Israeli Holocaust memorial denies Vatican pressure in modifying Pius XII’s caption

Following critical remarks by Chief Rabbi Riccardo Di Segni of Rome, Israel’s Holocaust memorial has defended its decision to moderate its tone in its description of Pope Pius XII. 

Reports that Yad Vashem made the changes because of “pressure or agreement with the Vatican” are “totally unfounded” and “disinformation,” Yad Vashem said in a statement. 

Instead, the changes are a result of “reflection of research and the gathering of information in progress.”

The new text reads:
The Vatican, under Pius XI, Achille Ratti, and represented by the Secretary of State Eugenio Pacelli, signed a concordat with Nazi Germany in July 1933, in order to preserve the rights of the Catholic Church in Germany.

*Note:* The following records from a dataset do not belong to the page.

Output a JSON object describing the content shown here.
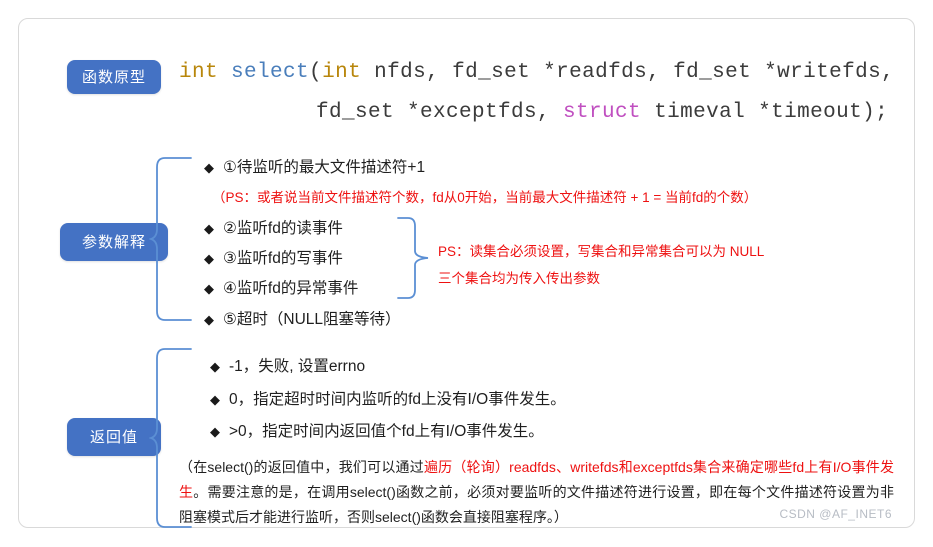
{
  "labels": {
    "prototype": "函数原型",
    "params": "参数解释",
    "return": "返回值"
  },
  "signature": {
    "line1": {
      "kw_int": "int",
      "fn_name": "select",
      "open_paren": "(",
      "kw_int2": "int",
      "rest": " nfds, fd_set *readfds, fd_set *writefds,"
    },
    "line2": {
      "pre": "fd_set *exceptfds, ",
      "kw_struct": "struct",
      "rest": " timeval *timeout);"
    }
  },
  "params_section": {
    "bullets": [
      {
        "marker": "◆",
        "text": "①待监听的最大文件描述符+1"
      },
      {
        "marker": "◆",
        "text": "②监听fd的读事件"
      },
      {
        "marker": "◆",
        "text": "③监听fd的写事件"
      },
      {
        "marker": "◆",
        "text": "④监听fd的异常事件"
      },
      {
        "marker": "◆",
        "text": "⑤超时（NULL阻塞等待）"
      }
    ],
    "ps_note": "（PS：或者说当前文件描述符个数，fd从0开始，当前最大文件描述符 + 1 = 当前fd的个数）",
    "side_note_line1": "PS：读集合必须设置，写集合和异常集合可以为 NULL",
    "side_note_line2": "三个集合均为传入传出参数"
  },
  "return_section": {
    "bullets": [
      {
        "marker": "◆",
        "text": "-1，失败, 设置errno"
      },
      {
        "marker": "◆",
        "text": "0，指定超时时间内监听的fd上没有I/O事件发生。"
      },
      {
        "marker": "◆",
        "text": ">0，指定时间内返回值个fd上有I/O事件发生。"
      }
    ],
    "paragraph": {
      "seg1": "（在select()的返回值中，我们可以通过",
      "seg2_red": "遍历（轮询）readfds、writefds和exceptfds集合来确定哪些fd上有I/O事件发生",
      "seg3": "。需要注意的是，在调用select()函数之前，必须对要监听的文件描述符进行设置，即在每个文件描述符设置为非阻塞模式后才能进行监听，否则select()函数会直接阻塞程序。）"
    }
  },
  "watermark": "CSDN @AF_INET6",
  "colors": {
    "tag_blue": "#4472c4",
    "brace_blue": "#5b8fd4",
    "red": "#ee1111",
    "kw_type": "#b8860b",
    "kw_fn": "#4a7ebb",
    "kw_struct": "#c04fc0",
    "border": "#d9d9d9"
  }
}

The reaction of Pius XII, Eugenio Pacelli, to the murder of the Jews during the Holocaust is a matter of controversy among scholars. From the onset of World War II, the Vatican maintained a policy of neutrality. The Pontiff abstained from signing the Allies' declaration of December 17, 1942 condemning the extermination of the Jews. Yet, in his Christmas radio address of December 24, 1942 he referred to “the hundreds of thousands of persons who, without any fault on their part, sometimes only because of their nationality or ethnic origin (stirpe), have been consigned to death or to a slow decline.” Jews were not explicitly mentioned. When Jews were deported from Rome to Auschwitz, the Pontiff did not publicly protest. The Holy See appealed separately to the rulers of Slovakia and Hungary on behalf of the Jews.

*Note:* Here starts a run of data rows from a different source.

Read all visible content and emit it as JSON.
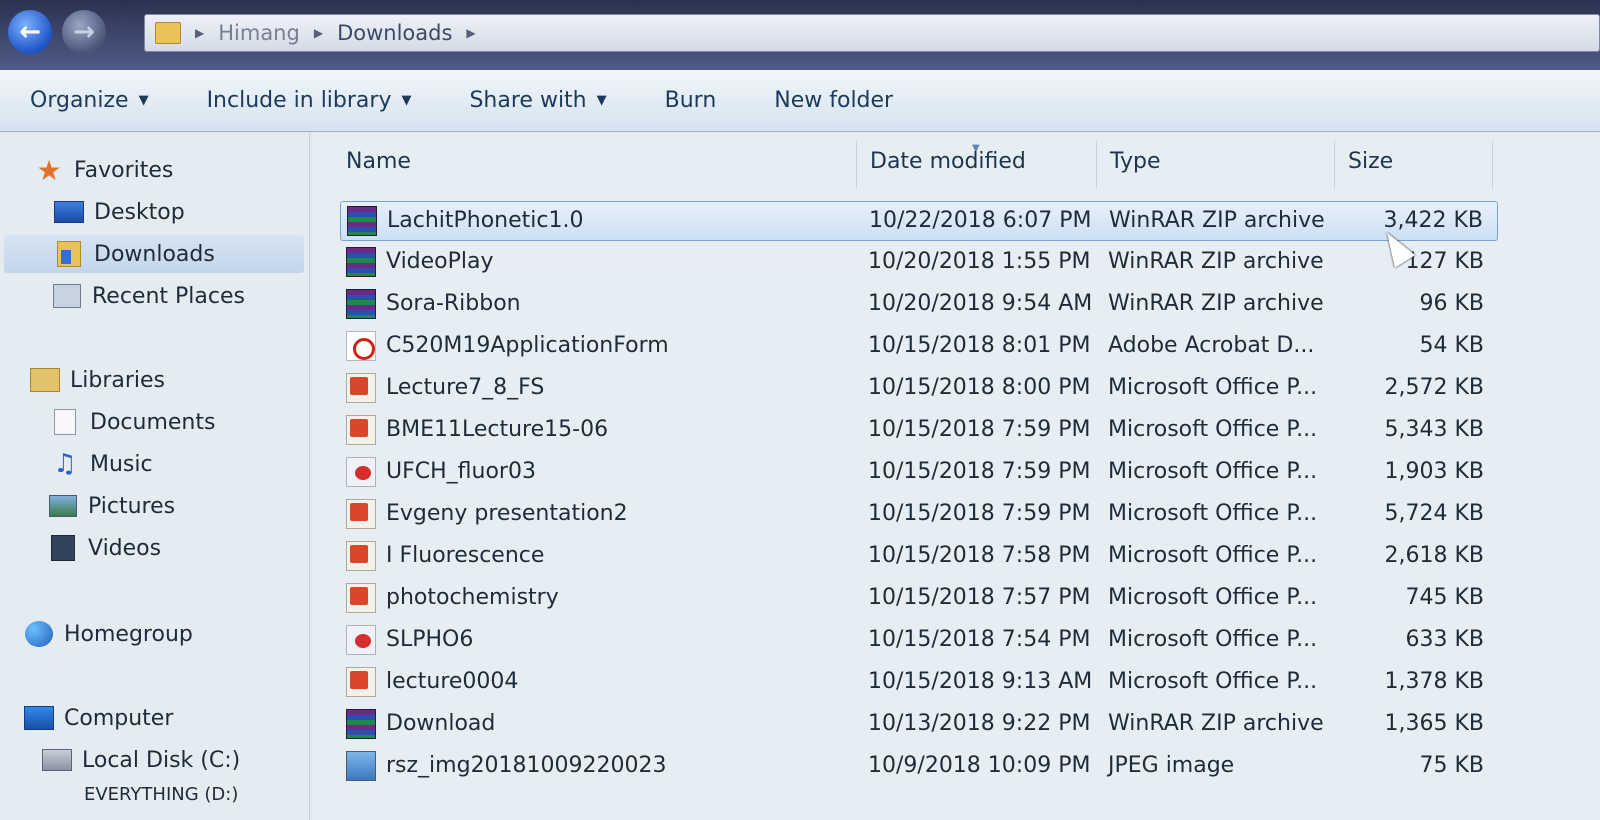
{
  "address": {
    "breadcrumb": [
      "Himang",
      "Downloads"
    ]
  },
  "toolbar": {
    "organize": "Organize",
    "include_in_library": "Include in library",
    "share_with": "Share with",
    "burn": "Burn",
    "new_folder": "New folder"
  },
  "sidebar": {
    "favorites": "Favorites",
    "desktop": "Desktop",
    "downloads": "Downloads",
    "recent_places": "Recent Places",
    "libraries": "Libraries",
    "documents": "Documents",
    "music": "Music",
    "pictures": "Pictures",
    "videos": "Videos",
    "homegroup": "Homegroup",
    "computer": "Computer",
    "local_disk": "Local Disk (C:)",
    "everything_drive": "EVERYTHING (D:)"
  },
  "columns": {
    "name": "Name",
    "date_modified": "Date modified",
    "type": "Type",
    "size": "Size"
  },
  "files": [
    {
      "name": "LachitPhonetic1.0",
      "date": "10/22/2018 6:07 PM",
      "type": "WinRAR ZIP archive",
      "size": "3,422 KB",
      "icon": "zip-archive-icon"
    },
    {
      "name": "VideoPlay",
      "date": "10/20/2018 1:55 PM",
      "type": "WinRAR ZIP archive",
      "size": "127 KB",
      "icon": "zip-archive-icon"
    },
    {
      "name": "Sora-Ribbon",
      "date": "10/20/2018 9:54 AM",
      "type": "WinRAR ZIP archive",
      "size": "96 KB",
      "icon": "zip-archive-icon"
    },
    {
      "name": "C520M19ApplicationForm",
      "date": "10/15/2018 8:01 PM",
      "type": "Adobe Acrobat D...",
      "size": "54 KB",
      "icon": "pdf-icon"
    },
    {
      "name": "Lecture7_8_FS",
      "date": "10/15/2018 8:00 PM",
      "type": "Microsoft Office P...",
      "size": "2,572 KB",
      "icon": "powerpoint-icon"
    },
    {
      "name": "BME11Lecture15-06",
      "date": "10/15/2018 7:59 PM",
      "type": "Microsoft Office P...",
      "size": "5,343 KB",
      "icon": "powerpoint-icon"
    },
    {
      "name": "UFCH_fluor03",
      "date": "10/15/2018 7:59 PM",
      "type": "Microsoft Office P...",
      "size": "1,903 KB",
      "icon": "powerpoint-show-icon"
    },
    {
      "name": "Evgeny presentation2",
      "date": "10/15/2018 7:59 PM",
      "type": "Microsoft Office P...",
      "size": "5,724 KB",
      "icon": "powerpoint-icon"
    },
    {
      "name": "I Fluorescence",
      "date": "10/15/2018 7:58 PM",
      "type": "Microsoft Office P...",
      "size": "2,618 KB",
      "icon": "powerpoint-icon"
    },
    {
      "name": "photochemistry",
      "date": "10/15/2018 7:57 PM",
      "type": "Microsoft Office P...",
      "size": "745 KB",
      "icon": "powerpoint-icon"
    },
    {
      "name": "SLPHO6",
      "date": "10/15/2018 7:54 PM",
      "type": "Microsoft Office P...",
      "size": "633 KB",
      "icon": "powerpoint-show-icon"
    },
    {
      "name": "lecture0004",
      "date": "10/15/2018 9:13 AM",
      "type": "Microsoft Office P...",
      "size": "1,378 KB",
      "icon": "powerpoint-icon"
    },
    {
      "name": "Download",
      "date": "10/13/2018 9:22 PM",
      "type": "WinRAR ZIP archive",
      "size": "1,365 KB",
      "icon": "zip-archive-icon"
    },
    {
      "name": "rsz_img20181009220023",
      "date": "10/9/2018 10:09 PM",
      "type": "JPEG image",
      "size": "75 KB",
      "icon": "jpeg-image-icon"
    }
  ],
  "selected_file": "LachitPhonetic1.0"
}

The Pope’s critics claim that his decision to abstain from condemning the murder of the Jews by Nazi Germany constitutes a moral failure: the lack of clear guidance left room for many to collaborate with Nazi Germany, reassured by the thought that this did not contradict the Church’s moral teachings. It also left the initiative to rescue Jews to individual clerics and laymen. His defenders maintain that this neutrality prevented harsher measures against the Vatican and the Church's institutions throughout Europe, thus enabling a considerable number of secret rescue activities to take place at different levels of the Church. Moreover, they point to cases in which the Pontiff offered encouragement to activities in which Jews were rescued. Until all relevant material is available to scholars, this topic will remain open to further inquiry.